I’ve been thinking lately about the career aptitude test that my classmates and I took in high school. I remember the setting well: the high school cafeteria. I sat at the second or third table down, on the far left side, facing the stage—roughly the place where my friends and I sat at lunch every day. (How much of this is genuine memory?)
I have always tested well, so I have a generally positive memory of the test itself. I remember kind of enjoying the variety of questions, though perhaps having been a bit frustrated with ones that required an ability to imagine how two-dimensional images would look once they had been folded into three-dimensional objects.
And I remember the results of the test, a recommendation that I should do work focused on organizing things, like being a file clerk. Me and Harvey Pekar, right?
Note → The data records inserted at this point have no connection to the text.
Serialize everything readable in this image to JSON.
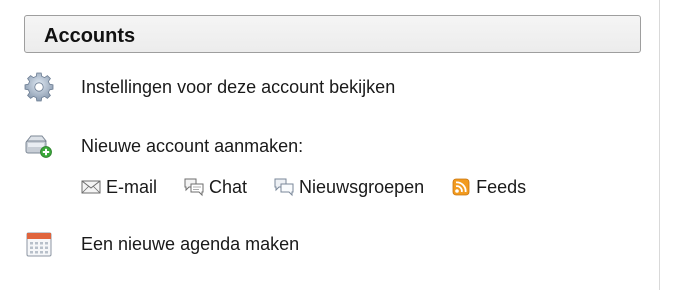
{
  "header": {
    "title": "Accounts"
  },
  "actions": {
    "view_settings": "Instellingen voor deze account bekijken",
    "create_account": "Nieuwe account aanmaken:",
    "new_calendar": "Een nieuwe agenda maken"
  },
  "account_types": [
    {
      "label": "E-mail",
      "icon": "envelope-icon"
    },
    {
      "label": "Chat",
      "icon": "chat-bubbles-icon"
    },
    {
      "label": "Nieuwsgroepen",
      "icon": "newsgroup-bubbles-icon"
    },
    {
      "label": "Feeds",
      "icon": "rss-feed-icon"
    }
  ],
  "colors": {
    "header_border": "#9e9e9e",
    "header_bg": "#efefef",
    "feed_orange": "#f29a1e",
    "add_green": "#3aa83a",
    "calendar_red": "#e0643c"
  }
}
What interests me about this memory of the results (I wish I had the actual results, but I think they’re probably long lost) is how it could be read to be connected to the way that my interest in the kind of document markup I can do with TEI tends towards greater granularity. I tend not to make use of those best practices for libraries that I mentioned last week.
And this reminds me of how I responded to a question Gerda Lerner asked in the first research seminar I took in graduate school. She asked whether every person who had ever lived belonged in a dictionary of biography, and I said yes. Which was the wrong answer because she was asking us to think about how, as historians, we would assess significance and apply that assessment to the formation of a research plan. I didn’t like the idea of making those kinds of choices.
But one of the things I do like about the idea of what we are doing with the Wheaton College Digital History Project is that we are making available (eventually) documents that have not previously been known. And I understand this activity to some degree as yet another positive answer to Gerda’s question. In effect, we are saying that the fact these documents have not been used in the past is less a product of their insignificance than of chance. Which is one of the things historians know about the documents we use as evidence anyway. Whatever sources we have available to us come to us as a result of decisions that do not actually reflect their significance in some grand scheme so much as their significance to individuals for reasons that often have nothing to do with our research questions.
Sometimes, when my friends reflect on the work that I have come to be doing over the past seven years, they say that I could do this work as a librarian or an archivist. (I’m not entirely sure whether I agree with them.) And I wonder how close that means I have come to following the advice that resulted from that career aptitude test I took in the high school cafeteria all those years ago.